Yes, I ate red meat on the day in question—twice in fact—but none of that meat came from a ranch, feedlot, or processing facility. It wasn’t shipped over any oceans or trucked across the country. Humans, and our associated systems and byproducts, had nothing to do with its creation. The steak traveled 20 miles, the burger 315. I can recount this specific history because I participated in harvesting, butchering, and processing every ounce of it.

The steak came off the hindquarters of a whitetail deer I killed during the first snowstorm of 2018. The burger came from the front shoulder of an elk that my best friend shot in the badlands of the Charles M. Russell National Wildlife Refuge. He killed the bull just before sunset, and we spent the entire night carrying loads of meat out on our backs.

Red meat, or any other meat for that matter, isn’t a monolith. Meats traverse different narratives from field to plate, and the texture of those journeys emerge in their related greenhouse gas emissions as much as their flavor profiles.
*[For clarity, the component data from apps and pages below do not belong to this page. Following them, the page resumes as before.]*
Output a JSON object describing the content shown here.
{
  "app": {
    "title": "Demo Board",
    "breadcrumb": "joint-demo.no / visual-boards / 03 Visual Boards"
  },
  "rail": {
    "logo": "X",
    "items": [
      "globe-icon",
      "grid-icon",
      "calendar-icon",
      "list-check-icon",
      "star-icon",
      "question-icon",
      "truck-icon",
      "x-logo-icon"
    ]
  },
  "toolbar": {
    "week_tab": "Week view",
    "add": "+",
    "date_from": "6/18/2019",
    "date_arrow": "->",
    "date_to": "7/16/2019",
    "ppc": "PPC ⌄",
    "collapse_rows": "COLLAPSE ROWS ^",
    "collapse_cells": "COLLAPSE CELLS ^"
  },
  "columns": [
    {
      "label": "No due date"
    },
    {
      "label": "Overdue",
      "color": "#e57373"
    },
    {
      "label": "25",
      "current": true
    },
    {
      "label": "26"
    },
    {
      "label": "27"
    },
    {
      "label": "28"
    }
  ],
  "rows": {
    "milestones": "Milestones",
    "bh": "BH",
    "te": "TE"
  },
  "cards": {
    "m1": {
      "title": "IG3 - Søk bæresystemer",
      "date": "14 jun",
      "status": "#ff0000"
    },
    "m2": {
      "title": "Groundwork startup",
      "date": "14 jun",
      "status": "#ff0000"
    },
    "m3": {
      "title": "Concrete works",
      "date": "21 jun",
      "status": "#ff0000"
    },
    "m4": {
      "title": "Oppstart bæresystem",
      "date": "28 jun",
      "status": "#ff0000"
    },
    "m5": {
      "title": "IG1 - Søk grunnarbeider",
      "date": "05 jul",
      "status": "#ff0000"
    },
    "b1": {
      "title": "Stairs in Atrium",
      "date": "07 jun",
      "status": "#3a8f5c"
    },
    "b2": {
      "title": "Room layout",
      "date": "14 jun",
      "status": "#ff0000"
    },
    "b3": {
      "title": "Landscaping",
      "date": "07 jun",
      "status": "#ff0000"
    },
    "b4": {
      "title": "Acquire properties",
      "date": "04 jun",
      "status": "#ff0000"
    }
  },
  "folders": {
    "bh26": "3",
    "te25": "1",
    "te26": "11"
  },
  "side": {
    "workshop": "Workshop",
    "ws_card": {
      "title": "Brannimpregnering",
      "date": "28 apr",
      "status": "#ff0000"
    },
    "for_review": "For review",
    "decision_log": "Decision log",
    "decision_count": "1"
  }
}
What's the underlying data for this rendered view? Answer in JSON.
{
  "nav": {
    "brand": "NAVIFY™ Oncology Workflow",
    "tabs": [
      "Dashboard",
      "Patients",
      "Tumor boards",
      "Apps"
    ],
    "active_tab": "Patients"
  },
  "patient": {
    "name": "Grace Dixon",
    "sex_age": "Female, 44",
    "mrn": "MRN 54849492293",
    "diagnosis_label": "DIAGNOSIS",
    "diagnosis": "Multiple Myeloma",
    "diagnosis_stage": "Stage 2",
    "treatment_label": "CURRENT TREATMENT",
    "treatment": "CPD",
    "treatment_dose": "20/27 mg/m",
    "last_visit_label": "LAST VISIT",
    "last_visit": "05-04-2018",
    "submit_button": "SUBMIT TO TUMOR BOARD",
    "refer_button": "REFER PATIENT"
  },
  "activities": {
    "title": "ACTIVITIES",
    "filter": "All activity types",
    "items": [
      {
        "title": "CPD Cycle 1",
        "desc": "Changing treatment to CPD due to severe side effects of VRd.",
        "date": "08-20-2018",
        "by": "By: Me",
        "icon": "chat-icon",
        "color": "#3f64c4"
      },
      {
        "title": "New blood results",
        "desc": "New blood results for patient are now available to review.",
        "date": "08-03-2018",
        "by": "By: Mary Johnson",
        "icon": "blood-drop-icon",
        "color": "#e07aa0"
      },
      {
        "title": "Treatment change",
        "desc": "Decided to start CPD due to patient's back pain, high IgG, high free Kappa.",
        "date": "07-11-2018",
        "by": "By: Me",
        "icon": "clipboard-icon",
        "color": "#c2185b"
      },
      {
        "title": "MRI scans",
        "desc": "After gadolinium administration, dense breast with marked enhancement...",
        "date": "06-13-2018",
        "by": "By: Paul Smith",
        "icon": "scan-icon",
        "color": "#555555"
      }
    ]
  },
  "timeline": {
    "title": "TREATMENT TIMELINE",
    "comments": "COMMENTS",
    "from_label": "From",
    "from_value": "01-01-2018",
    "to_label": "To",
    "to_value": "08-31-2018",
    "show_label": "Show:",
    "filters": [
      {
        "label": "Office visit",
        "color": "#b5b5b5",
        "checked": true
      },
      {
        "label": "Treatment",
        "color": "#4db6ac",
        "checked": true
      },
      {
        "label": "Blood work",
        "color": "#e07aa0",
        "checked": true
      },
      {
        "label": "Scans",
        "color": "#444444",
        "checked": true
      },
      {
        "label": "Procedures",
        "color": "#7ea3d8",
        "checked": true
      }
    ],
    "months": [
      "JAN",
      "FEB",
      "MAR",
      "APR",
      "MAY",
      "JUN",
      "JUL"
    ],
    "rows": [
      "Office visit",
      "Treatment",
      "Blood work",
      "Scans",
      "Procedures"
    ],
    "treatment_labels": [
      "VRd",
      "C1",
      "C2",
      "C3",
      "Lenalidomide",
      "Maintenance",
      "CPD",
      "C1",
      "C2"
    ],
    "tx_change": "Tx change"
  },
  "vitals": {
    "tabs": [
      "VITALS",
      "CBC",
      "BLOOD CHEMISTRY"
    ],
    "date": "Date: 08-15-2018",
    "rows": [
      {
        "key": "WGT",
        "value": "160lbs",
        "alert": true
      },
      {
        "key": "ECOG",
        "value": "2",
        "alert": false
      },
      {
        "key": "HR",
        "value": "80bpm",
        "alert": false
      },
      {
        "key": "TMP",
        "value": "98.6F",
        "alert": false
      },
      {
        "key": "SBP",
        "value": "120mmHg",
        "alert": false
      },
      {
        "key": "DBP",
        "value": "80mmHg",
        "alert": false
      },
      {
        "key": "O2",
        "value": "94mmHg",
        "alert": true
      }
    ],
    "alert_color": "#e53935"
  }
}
The Times article noted that not all meat carries equivalent impact: “Beef from Brazil can have 10 times or more the climate impact of beef from the United States. Even within the United States, there can be significant variation in the carbon footprint of cattle herds.”

This slouches toward nuance, but fails to even recognize wild game as a choice. The Times recently covered the rise of hunting among a younger generation that’s increasingly food conscious, a trend that’s beginning to gain significant traction. So why did they choose to ignore us in their most recent articles?

Much of our community either eats wild meat exclusively or supplements their diet with wild meat. Here at MeatEater, we spend our days encouraging and educating more people to participate in hunting, processing, and preparing meat with virtually no associated greenhouse gas emissions. The Times, and other major news outlets, need to start recognizing hunters and anglers in substantive conversations about food, ecosystems, and the environment. We know a whole lot more about our food than Brooklyn hipsters shopping at boutique butchers.

Our ecosystems can’t support enough wildlife for every American to supplant farmed animal flesh with wild. But certain game populations are robust enough to sustain a lot more people harvesting at least some of their own meat. Whitetail deer, for example, have an estimated population near 30 million in the United States (up from an estimated 300,000 in 1930).

Hunting isn’t a unilateral solution to the myriad challenges of feeding a global population approaching 8 billion, but neither are current practices of industrial agriculture. If we want to realize meaningful change in our food systems and our planet, we all need to admit the complexity of that imperative—hunters and vegetarians alike—and admit that no single, simple solution will be sufficient.

I’m not claiming that hunters are greenhouse gas saints; I’m not even claiming that all, or even most, hunters think about the environmental impacts of their diet. Vegetarianism, however, isn’t the only option for rectifying our food system’s problems. While I respect anyone who makes thoughtful consumptive choices, holding up meatless eating as the only alternative is not only incorrect, it’s alienating to the millions of us who take responsibility for providing sustainable meat for ourselves, our friends, and our families.

That inaccurate narrative also marginalizes a historic practice that allows people to keep animal protein in their diet without increasing their carbon footprint.

I wish more Americans would consider hunting healthy populations of wild game and realize that it offers a viable and progressive choice for the dinner table. A workable step in that direction would be for major news outlets, like The New York Times, to recognize that hunting and hunters are legitimate stakeholders in conversations about thoughtful eating.

Note: Venison sold in stores and restaurants is neither sustainable nor wild; it’s mostly factory ranched, arguably carries more negative impact than beef, and directly contributes to the spread of CWD.